234 people executed during Perry’s governorship. That’s equal to more than a third of the small town population where I grew up. I sit here imagining every third house in the northwoods having the hearse pull up.

It seem odd that some politicos say they are pro life and pro death as though in a schizoid fugue…. but not prolife if it is x kind of human being, vs this other kind of human being y.

Alright that the old men send the young to die in wars. Alright to kill those who may have or did take someone else’s life.

Alright to let people die if they cant afford a kidney transplant. Ok to kill peope who might be innocent with an ‘oh well, whatever.’

Alright to keep a brain dead woman who has lain inert for years, alive ad infinitum.

Alright to insist every zygote be brought to fruition.

Alright to allow children to grow up in hell where likelihood of reaching adulthood is slim and liklihood of being murdered is high.

Alright to spend the money and take to time to travel to Africa and encourage legislation that would convict and execute persons who are homosexual.

I’d only say, if life is precious, then all human beings are precious. Not cherry picking according to personal preferences.

Rick Perry says the word Justice Justice Justice alot. It reminds me of a biblical verse about the hypocrite running around averring “Peace peace peace!!!” but those under the thumb of the ruling junta are given NO peace whatsoever.

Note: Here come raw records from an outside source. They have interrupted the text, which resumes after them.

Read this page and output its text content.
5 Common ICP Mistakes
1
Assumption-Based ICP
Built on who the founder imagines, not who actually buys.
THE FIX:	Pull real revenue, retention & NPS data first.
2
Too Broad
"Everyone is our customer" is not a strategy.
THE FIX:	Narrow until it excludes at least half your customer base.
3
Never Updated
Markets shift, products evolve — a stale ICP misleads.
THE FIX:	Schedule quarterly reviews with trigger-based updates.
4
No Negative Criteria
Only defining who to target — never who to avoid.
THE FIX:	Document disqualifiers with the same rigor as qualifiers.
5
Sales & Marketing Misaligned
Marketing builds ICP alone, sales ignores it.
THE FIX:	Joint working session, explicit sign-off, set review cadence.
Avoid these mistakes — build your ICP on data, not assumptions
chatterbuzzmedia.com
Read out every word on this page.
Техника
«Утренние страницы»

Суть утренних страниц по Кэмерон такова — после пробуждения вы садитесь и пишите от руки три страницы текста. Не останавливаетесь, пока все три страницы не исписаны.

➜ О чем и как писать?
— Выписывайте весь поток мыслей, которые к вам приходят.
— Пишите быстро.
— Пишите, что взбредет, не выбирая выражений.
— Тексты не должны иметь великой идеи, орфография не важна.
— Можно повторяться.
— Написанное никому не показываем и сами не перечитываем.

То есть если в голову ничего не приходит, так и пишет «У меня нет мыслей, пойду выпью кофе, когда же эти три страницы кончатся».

I remember long ago sitting through emergency service classes, overhearing joking by some about saving first the beautiful young woman and leaving the middle aged paunchy guy til last. One wonders if to some that’s more than a joke.

Triage is serious and respectful regard in the extreme for human life. You save who is bleeding to death first, and the one who has a common cold waits til all those most afflicted are stabilized. But ALL are tended to with heightened attention.

Deciding who is worthy to live based on a justice principle that has no parity with decency, with understanding… (understanding is different than asserting knowledge)… seems to be weighing fairness, honesty, justice and remediation on a scale with only one dish, and half the incremental weights missing. So that anything weighed thusly is crowed over as ‘fair weight’ when in fact regarding the sanctity of life, it is a false read out.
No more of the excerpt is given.